Objectives: To estimate the minimum percent change in failed extubation to make a tool designed to reduce extubation failure (Extubation Advisor [EA]) economically viable.
Methods: We conducted an early return on investment (ROI) analysis using data from intubated intensive care unit (ICU) patients at a large Canadian tertiary care hospital. We obtained input parameters from the hospital database and published literature. We ran generalized linear models to estimate the attributable length of stay, total hospital cost, and time to subsequent extubation attempt following failure. We developed a Markov model to estimate the expected ROI and performed probabilistic sensitivity analyses to assess the robustness of findings. Costs were presented in 2020 Canadian dollars (C$).
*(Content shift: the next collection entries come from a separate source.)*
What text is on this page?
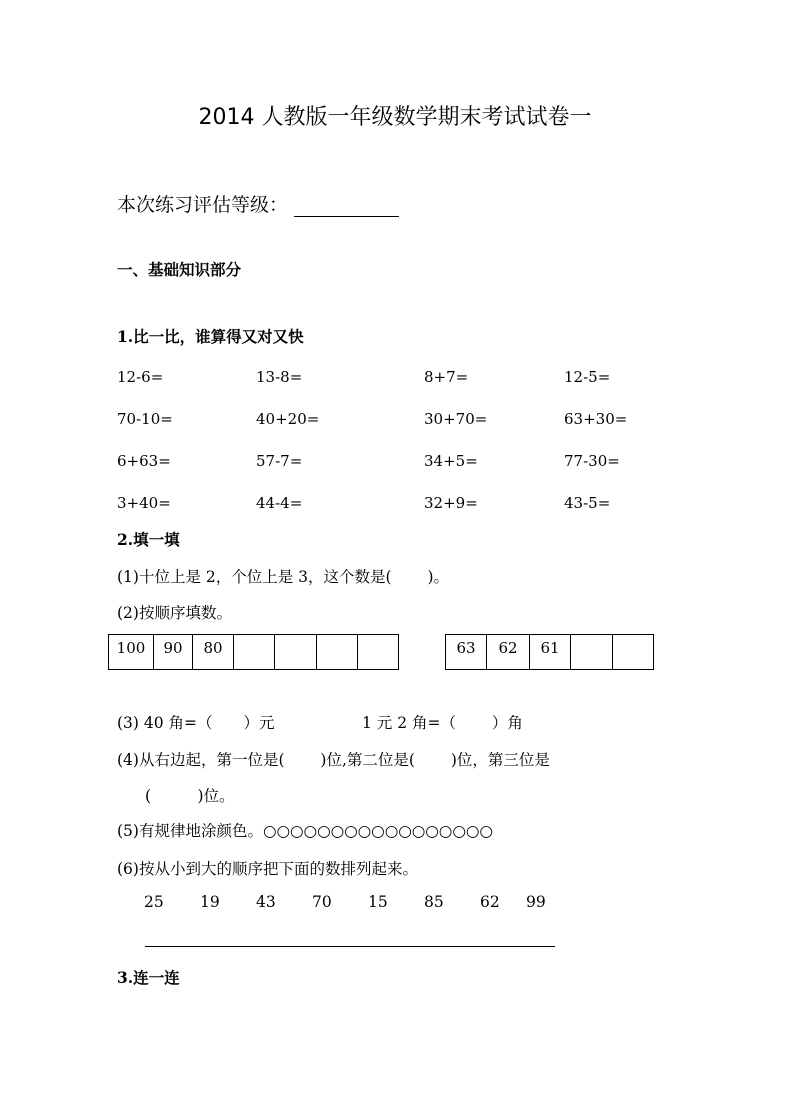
2014 人教版一年级数学期末考试试卷一
本次练习评估等级：
一、基础知识部分
1.比一比，谁算得又对又快
12-6=	13-8=	8+7=	12-5=
70-10=	40+20=	30+70=	63+30=
6+63=	57-7=	34+5=	77-30=
3+40=	44-4=	32+9=	43-5=
2.填一填
(1)十位上是 2，个位上是 3，这个数是(　　 )。
(2)按顺序填数。
100	90	80					63	62	61		
(3) 40 角=（　　）元	1 元 2 角=（　　 ）角
(4)从右边起，第一位是(　　 )位,第二位是(　　 )位，第三位是
(　　　)位。
(5)有规律地涂颜色。○○○○○○○○○○○○○○○○○
(6)按从小到大的顺序把下面的数排列起来。
25 19 43 70 15 85 62 99
3.连一连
Results: The model estimated a 1 percent reduction in failed extubation could save the hospital C$289 per intubated patient (95 percent CI: 197, 459). A large center seeing 2,500 intubated ICU patients per year could save C$723,124/year/percent reduction in failed extubation. At the current annual price of C$164,221, the EA tool must reduce extubation failure by at least 0.24 percent (95 percent CI: .14, .41) to make the tool cost-effective at our site.
Conclusions: Clinical decision-support tools like the EA may play an important role in reducing healthcare costs by reducing the rate of extubation failure, a costly event in the ICU.
Keywords: Airway extubation; Decision support techniques; Early economic modeling; Ventilator weaning.